Victim Loss: £150,000,000 in Easter revenue Attacker Loss: £150,000,000 in anticipated ransom

It’s like watching a perfectly balanced equation solve for “complete mutual destruction.”

This is not just a security failure. This is not just an operational disaster. This is two incompetent organizations managing to destroy themselves in exactly equal measures while being completely unaware of each other’s failures.

Marks didn’t know Spencer was destroying their own payment systems while Marks couldn’t pay them.

Spencer didn’t know Marks had decided not to negotiate because Spencer had literally made it impossible to receive payment.

They failed in complete isolation, both destroying £150M through completely different types of incompetence.


Source: Dark Web Forum Analysis | SWA Threat Research Division | Marks Official Timeline | Scattered Spider Infrastructure Recovery

Dark Web Sentiment Analysis: 99.7% mockery, 0.3% “how do we avoid this?”

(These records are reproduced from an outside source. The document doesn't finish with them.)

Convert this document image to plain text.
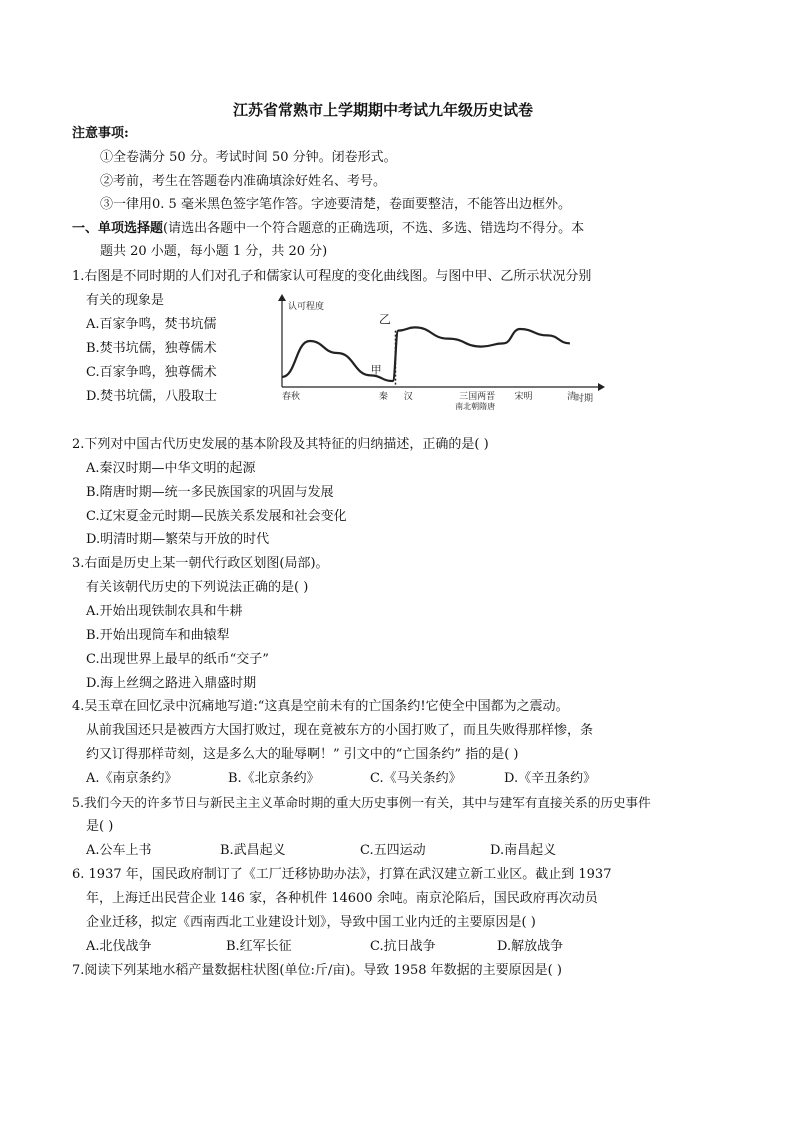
江苏省常熟市上学期期中考试九年级历史试卷
注意事项:
①全卷满分 50 分。考试时间 50 分钟。闭卷形式。
②考前，考生在答题卷内准确填涂好姓名、考号。
③一律用0. 5 毫米黑色签字笔作答。字迹要清楚，卷面要整洁，不能答出边框外。
一、单项选择题(请选出各题中一个符合题意的正确选项，不选、多选、错选均不得分。本
题共 20 小题，每小题 1 分，共 20 分)
1.右图是不同时期的人们对孔子和儒家认可程度的变化曲线图。与图中甲、乙所示状况分别
有关的现象是
A.百家争鸣，焚书坑儒
B.焚书坑儒，独尊儒术
C.百家争鸣，独尊儒术
D.焚书坑儒，八股取士
认可程度
甲
乙
春秋	秦 汉	三国两晋 宋明	清
南北朝隋唐
时期
2.下列对中国古代历史发展的基本阶段及其特征的归纳描述，正确的是( )
A.秦汉时期—中华文明的起源
B.隋唐时期—统一多民族国家的巩固与发展
C.辽宋夏金元时期—民族关系发展和社会变化
D.明清时期—繁荣与开放的时代
3.右面是历史上某一朝代行政区划图(局部)。
有关该朝代历史的下列说法正确的是( )
A.开始出现铁制农具和牛耕
B.开始出现筒车和曲辕犁
C.出现世界上最早的纸币“交子”
D.海上丝绸之路进入鼎盛时期
4.吴玉章在回忆录中沉痛地写道:“这真是空前未有的亡国条约!它使全中国都为之震动。
从前我国还只是被西方大国打败过，现在竟被东方的小国打败了，而且失败得那样惨，条
约又订得那样苛刻，这是多么大的耻辱啊！” 引文中的“亡国条约” 指的是( )
A.《南京条约》	B.《北京条约》	C.《马关条约》	D.《辛丑条约》
5.我们今天的许多节日与新民主主义革命时期的重大历史事例一有关，其中与建军有直接关系的历史事件
是( )
A.公车上书	B.武昌起义	C.五四运动	D.南昌起义
6. 1937 年，国民政府制订了《工厂迁移协助办法》，打算在武汉建立新工业区。截止到 1937
年，上海迁出民营企业 146 家，各种机件 14600 余吨。南京沦陷后，国民政府再次动员
企业迁移，拟定《西南西北工业建设计划》，导致中国工业内迁的主要原因是( )
A.北伐战争	B.红军长征	C.抗日战争	D.解放战争
7.阅读下列某地水稻产量数据柱状图(单位:斤/亩)。导致 1958 年数据的主要原因是( )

Recommendations from Karen Issuestein

To Marks:

  1. Fire whoever approved contractor account security (or lack thereof)
  2. Implement actual MFA on all contractor accounts
  3. Separate payment infrastructure from general network
  4. Conduct quarterly contractor security audits
  5. Stop acting surprised when basic security failures happen
  6. Hire SWA for infrastructure security consulting (we’re available)

To Spencer:

  1. You’ve failed so completely that you should probably just quit
  2. But if you insist on continuing ransomware operations:
  3. Implement infrastructure segmentation properly
  4. Test your payment collection systems BEFORE deployment
  5. Have offline payment processing backup
  6. Don’t encrypt your own command-and-control
  7. Seriously, just retire. You’ve embarrassed yourselves enough
  8. Hire SWA for operational safety consulting (we’ll make fun of you, but we’ll help)

To Other Ransomware Groups:

  1. Learn from Spencer’s catastrophic failure
  2. Implement proper infrastructure segmentation
  3. Test your ransom collection methods
  4. Create offline backup payment processing
  5. For the love of all that’s profitable, don’t encrypt your own systems
  6. SWA offers “Avoid Becoming Spencer” consulting packages

About Karen Issuestein: Chief Harassment Officer at SWA, professional complainer, and now officially the most qualified consultant on what NOT to do in ransomware operations. Karen has spent 15 years identifying corporate failures and she’s never seen anything as spectacularly incompetent as Spencer encrypting their own payment infrastructure while Marks left contractor accounts with no security hardening.

Karen’s personal favorite part of this disaster: Both companies lost exactly £150M, which means they’re equally terrible at different things. She’s already drafting invoices for consulting services to both parties.

Last seen on dark web forums under an assumed name, laughing at Spencer memes while taking notes for her ransomware operational safety training course.